Rogen's mother-in-law suffers from the disease that robs patients of their memories and other functions as they deteriorate. Earlier this year, the celebrity asked members of Congress to support research into fighting what the Alzheimer's Association says is the most common form of dementia. "People need more help," Rogen told a Congressional panel in late February. "After forgetting who she and her loved ones were, my mother-in-law, a teacher for 35 years, then forgot how to speak, feed herself, dress herself, and go to the bathroom herself, all by the age of 60."
Rogen came to Burlington because of his "Hilarity for Charity" effort. He promised to reward whichever college group raised the most money for Alzheimer's research and support with a visit and a free advance screening of his new movie "Neighbors," in which he in which he and his on-screen wife battle a rowdy fraternity house next door. His adversaries in the movie are led by a handsome fraternity brother played by Zac Efron.
John Fox, the president of the University of Vermont's Pi Kappa Alpha fraternity, told NECN he and his fellow "Pikes" ended up raising more than $27,000 dollars, winning Rogen's challenge. Fox said the 80 brothers managed to do so by grassroots work on social media, asking friends and relatives for small donations. They also held a popular talent show on campus, with ticket sales supporting their "Hilarity for Charity" project.

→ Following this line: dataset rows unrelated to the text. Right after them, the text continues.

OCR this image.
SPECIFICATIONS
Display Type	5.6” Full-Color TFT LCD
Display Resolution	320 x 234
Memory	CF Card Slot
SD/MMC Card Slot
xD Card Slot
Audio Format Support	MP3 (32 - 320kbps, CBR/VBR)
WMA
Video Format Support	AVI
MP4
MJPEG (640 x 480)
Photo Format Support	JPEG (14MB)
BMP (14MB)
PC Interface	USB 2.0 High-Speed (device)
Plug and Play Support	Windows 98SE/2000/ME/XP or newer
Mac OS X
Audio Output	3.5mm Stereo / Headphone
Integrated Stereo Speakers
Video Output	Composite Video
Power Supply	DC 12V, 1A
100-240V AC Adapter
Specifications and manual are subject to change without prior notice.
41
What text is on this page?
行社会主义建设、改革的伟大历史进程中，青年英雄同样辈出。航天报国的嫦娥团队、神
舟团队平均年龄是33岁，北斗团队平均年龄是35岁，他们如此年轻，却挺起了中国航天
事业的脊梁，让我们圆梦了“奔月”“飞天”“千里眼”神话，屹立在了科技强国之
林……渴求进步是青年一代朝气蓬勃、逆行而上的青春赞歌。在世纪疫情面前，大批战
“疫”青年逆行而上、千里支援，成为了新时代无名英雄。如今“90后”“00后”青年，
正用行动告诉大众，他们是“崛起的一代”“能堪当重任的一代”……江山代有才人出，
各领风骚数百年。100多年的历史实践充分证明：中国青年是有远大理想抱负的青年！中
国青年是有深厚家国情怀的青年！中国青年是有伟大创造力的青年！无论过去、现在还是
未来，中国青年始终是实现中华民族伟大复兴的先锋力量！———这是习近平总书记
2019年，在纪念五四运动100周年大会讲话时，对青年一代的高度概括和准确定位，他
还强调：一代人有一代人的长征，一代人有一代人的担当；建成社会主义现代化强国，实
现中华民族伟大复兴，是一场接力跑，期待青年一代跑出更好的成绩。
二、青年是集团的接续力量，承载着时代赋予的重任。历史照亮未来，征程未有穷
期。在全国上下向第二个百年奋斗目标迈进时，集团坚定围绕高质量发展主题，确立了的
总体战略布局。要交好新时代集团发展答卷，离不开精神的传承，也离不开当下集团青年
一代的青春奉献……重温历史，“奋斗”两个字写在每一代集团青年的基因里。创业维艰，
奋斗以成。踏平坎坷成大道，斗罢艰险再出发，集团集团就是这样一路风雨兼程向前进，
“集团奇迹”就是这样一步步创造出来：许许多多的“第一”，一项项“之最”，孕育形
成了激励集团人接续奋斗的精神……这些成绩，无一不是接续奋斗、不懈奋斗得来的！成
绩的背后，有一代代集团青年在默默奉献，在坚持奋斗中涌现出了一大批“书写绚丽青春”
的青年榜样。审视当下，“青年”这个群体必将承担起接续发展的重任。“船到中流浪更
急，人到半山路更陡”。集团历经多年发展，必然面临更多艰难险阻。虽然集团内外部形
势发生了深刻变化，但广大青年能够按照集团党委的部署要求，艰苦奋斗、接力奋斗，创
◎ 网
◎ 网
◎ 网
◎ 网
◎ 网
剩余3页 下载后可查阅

"It's cool to meet a celebrity, and yeah it's cool to see an early movie, but let's really think about why we're doing it," Fox said. "[Alzheimer's is] something really close to our hearts."
Fox said his grandfather recently passed away from Alzheimer's. The Alzheimer's Association says the number of Americans facing the debilitating brain disease could triple to 16-million by the year 2050. "And hopefully other people's grandfathers and grandmothers and families won't be affected as well," Fox said, imagining a world when research discovers a way to reduce the number of cases of the disease.
"It's going to take a movement, just like we've had with cancer and HIV, to really address this disease," said Martha Richardson, the executive director of the Vermont chapter of the Alzheimer's Association. "I started with the Alzheimer's Association almost years ago, and the awareness level four years ago to today is staggering."
Richardson praised both the UVM students and Seth Rogen for their hard work to spotlight the disease.
Seth Rogen gave the UVM fraternity huge props, saying it'll take a lot more fundraisers like theirs to start unraveling the mysteries of Alzheimer's. "The hope is if you get to them at a young age, it'll be something they'll grow up caring about," Rogen said.
"Neighbors" is an R-rated Universal Pictures release. Universal Pictures and New England Cable News share a parent company, Comcast.